Penyelesaian Kasus Penistaan Agama, Ini Beda Indonesia dan Prancis
Warga Negara Indonesia dipandang lebih dewasa dalam menyelesaikan permasalahan kasus penistaan agama.
Penulis: Glery Lazuardi
Editor: Johnson Simanjuntak
TRIBUNNEWS.COM, JAKARTA - Warga Negara Indonesia dipandang lebih dewasa dalam menyelesaikan permasalahan kasus penistaan agama. Apabila ada masalah, maka dipilih pola penyelesaian melalui jalur hukum.
Ini merujuk langkah yang dilakukan Majelis Tabligh dan Dakwah Korps Mubaligh Jakarta melaporkan Pemimpin Redaksi The Jakarta Post Meidyatama Suryodiningrat kepada pihak kepolisian terkait kasus dugaan penistaan agama.

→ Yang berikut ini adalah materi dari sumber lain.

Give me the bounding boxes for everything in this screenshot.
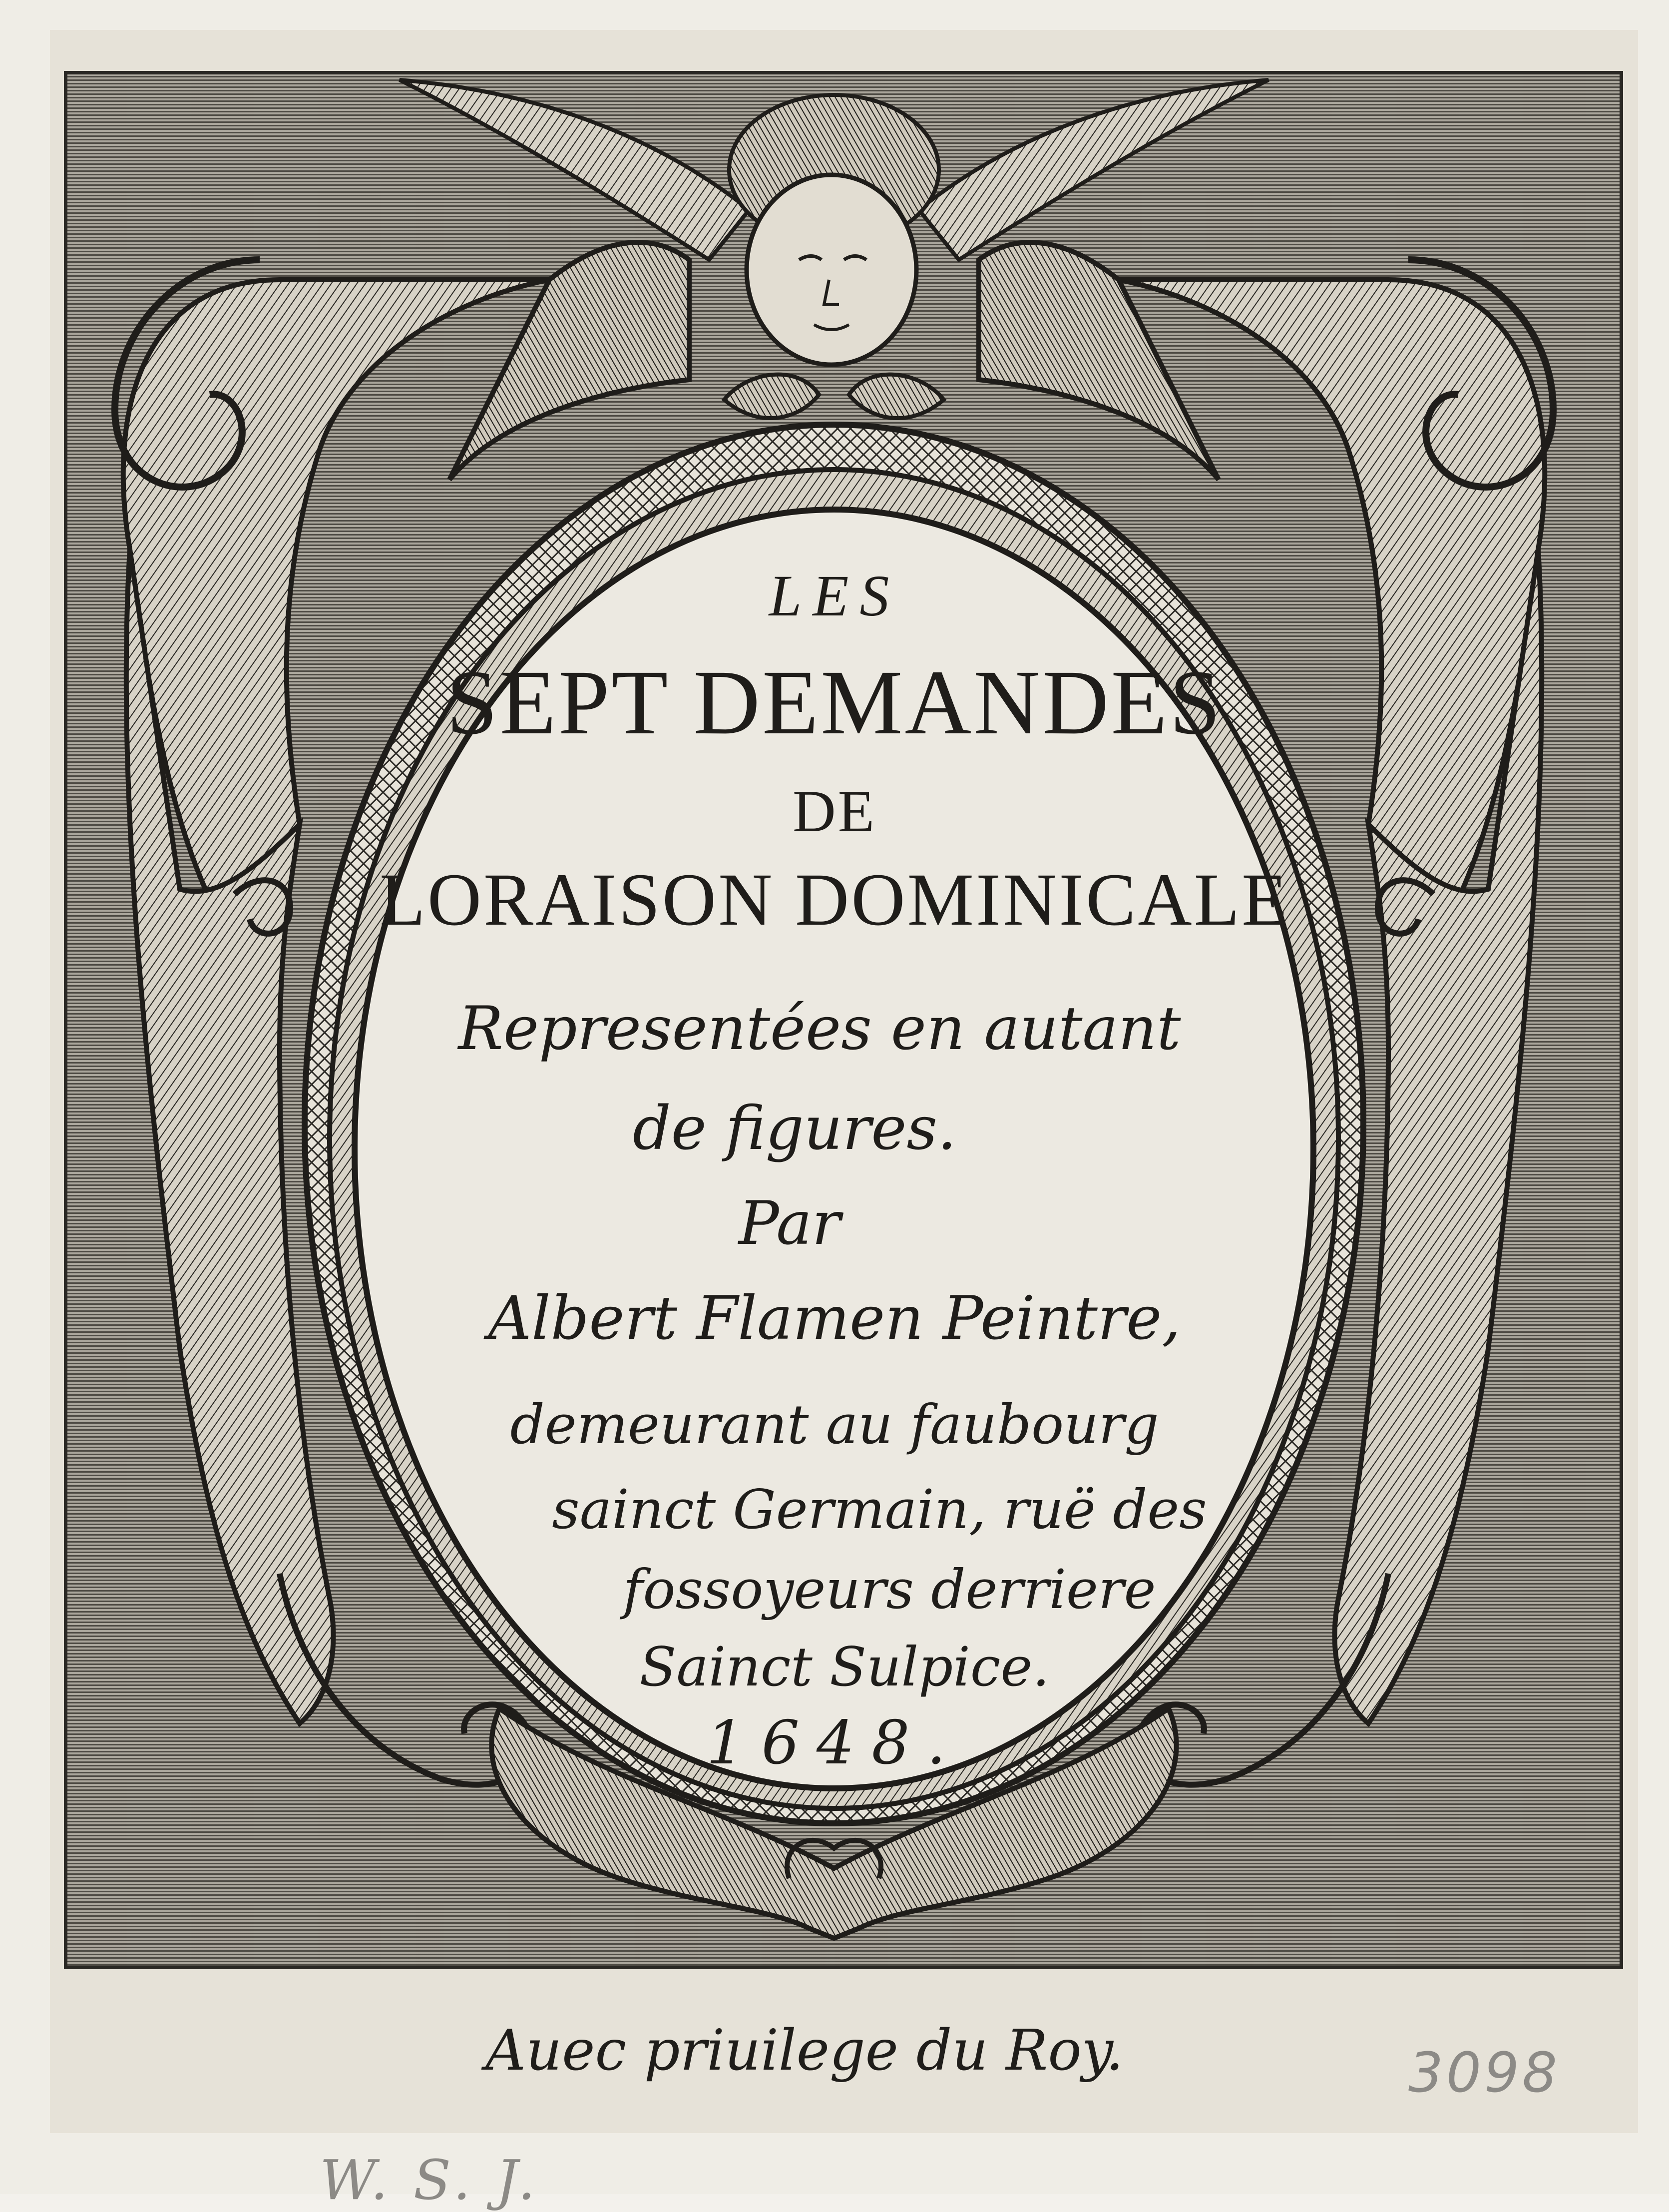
title-line-de: DE: [793, 778, 876, 844]
author-name: Albert Flamen Peintre,: [488, 1284, 1181, 1353]
address-line-3: fossoyeurs derriere: [623, 1559, 1156, 1621]
author-par: Par: [738, 1189, 841, 1258]
subtitle-line-figures: de figures.: [632, 1094, 957, 1163]
address-line-1: demeurant au faubourg: [510, 1394, 1159, 1456]
privilege-line: Auec priuilege du Roy.: [485, 2018, 1124, 2083]
title-line-sept-demandes: SEPT DEMANDES: [446, 651, 1223, 754]
title-line-les: LES: [769, 563, 900, 628]
address-line-4: Sainct Sulpice.: [639, 1636, 1050, 1698]
handwritten-mark: W. S. J.: [320, 2148, 539, 2212]
inventory-number: 3098: [1408, 2041, 1560, 2105]
address-line-2: sainct Germain, ruë des: [552, 1479, 1207, 1541]
title-line-loraison: LORAISON DOMINICALE: [380, 858, 1289, 941]
subtitle-line-representees: Representées en autant: [458, 994, 1181, 1064]
publication-year: 1648.: [706, 1708, 963, 1778]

Penistaan agama yang dimaksud adalah gambar karikatur ISIS yang dimuat dalam media The Jakarta Post edisi 3 Juli 2014. Karikatur itu menggambarkan bendera berlambang tengkorak dengan kalimat tauhid di atasnya.
Berbeda dibandingkan apa yang terjadi di Paris, Prancis, di mana aksi penembakan oleh orang tak dikenal di kantor majalah satir Prancis Charlie Hebdo menewaskan 12 orang. Korban tewas termasuk pemimpin redaksi dan kartunis majalah tersebut. Mereka selama ini terkenal karena berulang kali menerbitkan karikatur Nabi Muhammad.
"Karakter warga negara Indonesia tidak pendendam dan melakukan penyerangan sporadis dengan cara-cara seperti itu," ujar Kepala Bidang Humas Polda Metro Jaya, Kombes Pol Martinus Sitompul di Mapolda Metro Jaya, Jakarta, Jumat (9/1/2015).
Kepala Bidang Humas Polda Metro Jaya, Kombes Pol Martinus Sitompul menjelaskan apabila ada permasalahan dalam pemberitaan pers, maka penyelesaian sesuai mekanisme di dalam Undang-Undang Nomor 40 tahun 1999 tentang Pers.
"Penyelesaian permasalahan dalam pemberitaan pers melalui lembaga dewan pers. Penyelesaian sengketa pers mempunyai mekanisme. Kepolisian terkait dengan kegiatan jurnalis dann keberatan atas apa yang dimuat mereka, polisi akan menyarankan untuk hak jawab atau melalui dewan pers," katanya.